Fears of how certain tactics make the GOP look are unfounded and the people making those assertions know it. Go to Real Clear Politics and look at the polling history of, say, the opinion of the US Congress by the American People. At the height of the shutdown, disapproval of Congress was approximately 83 percent. An ABC/Washington Post poll at the time had the disapproval of Congress at 85 percent. Well this is nothing new. Over the course the year prior to the shutdown, Congress’ disapproval rating hovered around 75 percent. Using the government shutdown as an example puts on display the very hypocrisy of those defending the Establishment like the people at National Review. Tactics are not the main divide between the Tea Party and the GOP Establishment, ideology is. Think back to 2010 when the GOP strategists were complaining about new-comer political activists were propelling new-comer political candidates over GOP Establishment chosen candidates. I recall Limbaugh quoting Mike Schmidt, McCain’s presidential campaign strategist, saying basically, if the Tea Party thinks they can do better, then let them figure it out. He basically said that not one ounce of help from the GOP Establishment would be lent to Sharon Angle or Christine O’Donnell because they were not the candidates that McConnell wanted. And also take a look at the debate over at PJ Media over whether or not social conservatives should just shut up and vote for the GOP and not expect anything to be done on the complete destruction of our culture.
Regardless of the history of certain GOP Establishment politicians, there is little doubt that advancing the Conservative movement in American politics is not an item of importance to them. The Tea Party sought to change that. The Tea Party sought to stand athwart History yelling stop. The GOP Establishment has become more concerned with controlling chairmanships in the the Congress. They have become more concerned with how the editorial pages of the Leftist media view them.
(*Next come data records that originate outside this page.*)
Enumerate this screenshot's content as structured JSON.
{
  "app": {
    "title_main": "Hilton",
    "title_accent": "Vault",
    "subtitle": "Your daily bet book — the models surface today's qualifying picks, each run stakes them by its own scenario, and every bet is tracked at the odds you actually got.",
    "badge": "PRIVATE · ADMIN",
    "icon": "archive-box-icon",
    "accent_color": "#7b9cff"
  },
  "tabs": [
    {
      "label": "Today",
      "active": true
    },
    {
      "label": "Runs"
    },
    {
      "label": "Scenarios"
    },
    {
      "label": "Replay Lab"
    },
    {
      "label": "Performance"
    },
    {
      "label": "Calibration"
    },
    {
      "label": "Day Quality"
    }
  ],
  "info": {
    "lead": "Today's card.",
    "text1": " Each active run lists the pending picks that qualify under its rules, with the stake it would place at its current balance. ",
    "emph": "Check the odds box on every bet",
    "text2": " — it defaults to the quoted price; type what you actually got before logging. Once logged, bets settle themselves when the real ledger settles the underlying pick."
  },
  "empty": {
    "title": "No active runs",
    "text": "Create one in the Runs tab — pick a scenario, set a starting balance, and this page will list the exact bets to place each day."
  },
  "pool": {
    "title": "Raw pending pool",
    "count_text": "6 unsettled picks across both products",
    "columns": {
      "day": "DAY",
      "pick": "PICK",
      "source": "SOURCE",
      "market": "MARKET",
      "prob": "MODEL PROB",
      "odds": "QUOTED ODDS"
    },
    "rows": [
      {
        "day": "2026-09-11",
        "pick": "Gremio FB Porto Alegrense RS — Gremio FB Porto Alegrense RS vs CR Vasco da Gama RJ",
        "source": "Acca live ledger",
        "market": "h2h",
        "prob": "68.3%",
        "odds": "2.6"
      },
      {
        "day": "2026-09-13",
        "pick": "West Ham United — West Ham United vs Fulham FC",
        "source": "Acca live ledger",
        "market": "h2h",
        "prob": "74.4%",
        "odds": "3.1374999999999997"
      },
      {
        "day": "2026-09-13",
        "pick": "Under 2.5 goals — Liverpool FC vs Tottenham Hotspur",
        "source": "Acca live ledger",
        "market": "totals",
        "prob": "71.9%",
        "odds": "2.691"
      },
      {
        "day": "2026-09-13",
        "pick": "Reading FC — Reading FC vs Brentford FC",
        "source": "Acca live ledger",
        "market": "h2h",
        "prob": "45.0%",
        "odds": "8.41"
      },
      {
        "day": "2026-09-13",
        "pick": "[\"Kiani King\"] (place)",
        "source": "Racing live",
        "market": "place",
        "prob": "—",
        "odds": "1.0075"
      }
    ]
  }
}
They do not want to be seen in the same light as the Tea Party. There used to be a time when they were more concerned with how National Review saw them, but in the Obama America, more and more allies in the Conservative movement are separating themselves from the “extremism” of the Tea Party not realizing that the “extremism” used to be characterized as mainstream. I do not think for a second that McConnell, Goldberg, or even Rich Lowery are seeking to “fundamentally change” the United States. But when it comes to standing with those in elected office who are doing everything in their power to yell stop at this fundamental change, National Review tends to be getting yelled at more frequently.